Abstract 12732: Risk of Heart Failure After Contemporary Radiotherapy for Breast Cancer in the Community

Abstract

Background: Contemporary breast cancer radiotherapy (RT) results in variable cardiac radiation exposure. While cardiomyocytes are radio-resistant, radiation induces coronary microvascular endothelial damage and inflammation which may ultimately lead to myocardial inflammation, ischemia and fibrosis and put patients at risk for heart failure (HF) and particularly, HF with preserved ejection fraction (HFpEF). Methods: Community based (Olmsted County, MN), HF case-control study of contemporary (1999-2014) breast cancer RT patients with CT-based RT planning for precise mean cardiac radiation dose (MCRD) calculation. HF cases (n=66) and controls (n=129) were matched (1:2) for age at RT, HF risk factors, tumor side and chemotherapy use. Matched controls and cases had identical follow-up (index interval). Proportion of HF and clinical characteristics in categories of MCRD were reported (table) and conditional logistic regression was used to estimate the HF odds ratio (OR) associated with MCRD as a continuous variable. Results: Of the 66 HF cases, 46 (70%) had HFpEF and 20 (30%) had HF with reduced ejection fraction (HFrEF). The proportion of patients with HF (any) or HFpEF increased and proportion with HFrEF tended to increase with increasing MCRD. The prevalence of HF risk factors (hypertension, diabetes, coronary disease) at time of RT did not vary by MCRD while left sided tumor, cancer stage and adriamycin use increased with increasing MCRD. The OR per 1 unit increase in log MCRD was 3.71 (1.98, 6.94) for total HF (p<0.001), 4.91 (1.93, 9.09) for HFpEF (p<0.001) and 2.78 (0.91, 8.47) for HFrEF (p=0.07).
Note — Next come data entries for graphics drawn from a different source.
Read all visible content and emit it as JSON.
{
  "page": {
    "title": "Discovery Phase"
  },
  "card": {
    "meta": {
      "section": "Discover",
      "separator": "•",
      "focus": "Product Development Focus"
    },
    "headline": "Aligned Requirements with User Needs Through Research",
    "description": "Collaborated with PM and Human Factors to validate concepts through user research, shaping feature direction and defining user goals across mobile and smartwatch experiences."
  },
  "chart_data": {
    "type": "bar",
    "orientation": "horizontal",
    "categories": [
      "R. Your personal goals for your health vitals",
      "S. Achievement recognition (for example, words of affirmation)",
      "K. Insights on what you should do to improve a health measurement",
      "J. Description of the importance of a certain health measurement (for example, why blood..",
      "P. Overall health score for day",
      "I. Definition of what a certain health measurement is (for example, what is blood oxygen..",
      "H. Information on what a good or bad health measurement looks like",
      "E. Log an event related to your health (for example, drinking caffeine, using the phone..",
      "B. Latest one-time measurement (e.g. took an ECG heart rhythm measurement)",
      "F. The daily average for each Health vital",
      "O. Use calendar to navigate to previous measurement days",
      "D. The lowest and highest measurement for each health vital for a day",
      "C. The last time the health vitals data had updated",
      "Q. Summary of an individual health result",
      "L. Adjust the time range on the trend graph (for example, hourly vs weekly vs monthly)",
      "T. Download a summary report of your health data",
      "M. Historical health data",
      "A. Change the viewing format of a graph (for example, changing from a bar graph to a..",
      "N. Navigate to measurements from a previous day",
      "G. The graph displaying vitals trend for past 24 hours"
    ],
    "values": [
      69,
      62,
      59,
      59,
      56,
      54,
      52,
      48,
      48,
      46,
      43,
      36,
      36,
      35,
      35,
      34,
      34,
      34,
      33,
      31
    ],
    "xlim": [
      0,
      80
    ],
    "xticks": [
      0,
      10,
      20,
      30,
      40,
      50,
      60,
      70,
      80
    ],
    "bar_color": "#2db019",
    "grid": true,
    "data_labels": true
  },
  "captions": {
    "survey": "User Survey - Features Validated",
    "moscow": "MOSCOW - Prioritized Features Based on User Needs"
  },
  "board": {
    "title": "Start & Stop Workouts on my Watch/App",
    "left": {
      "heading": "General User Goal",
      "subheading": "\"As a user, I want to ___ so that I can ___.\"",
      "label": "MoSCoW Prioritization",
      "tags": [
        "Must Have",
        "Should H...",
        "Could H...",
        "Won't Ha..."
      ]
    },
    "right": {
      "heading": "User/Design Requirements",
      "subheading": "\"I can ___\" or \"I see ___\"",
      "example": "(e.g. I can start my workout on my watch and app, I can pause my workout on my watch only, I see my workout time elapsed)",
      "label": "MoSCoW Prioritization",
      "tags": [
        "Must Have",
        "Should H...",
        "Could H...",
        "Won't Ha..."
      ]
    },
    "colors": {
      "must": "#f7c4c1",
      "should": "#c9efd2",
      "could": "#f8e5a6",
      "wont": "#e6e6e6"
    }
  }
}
The mean index interval was 5.0±3.2 years. Conclusion: Cardiac radiation incident to contemporary breast RT increases the risk of HF, and particularly HFpEF over a short post-RT interval. These data may guide use of proton beam therapy in breast cancer. These data also provide support for the role of coronary microvascular compromise in the pathophysiology of HFpEF.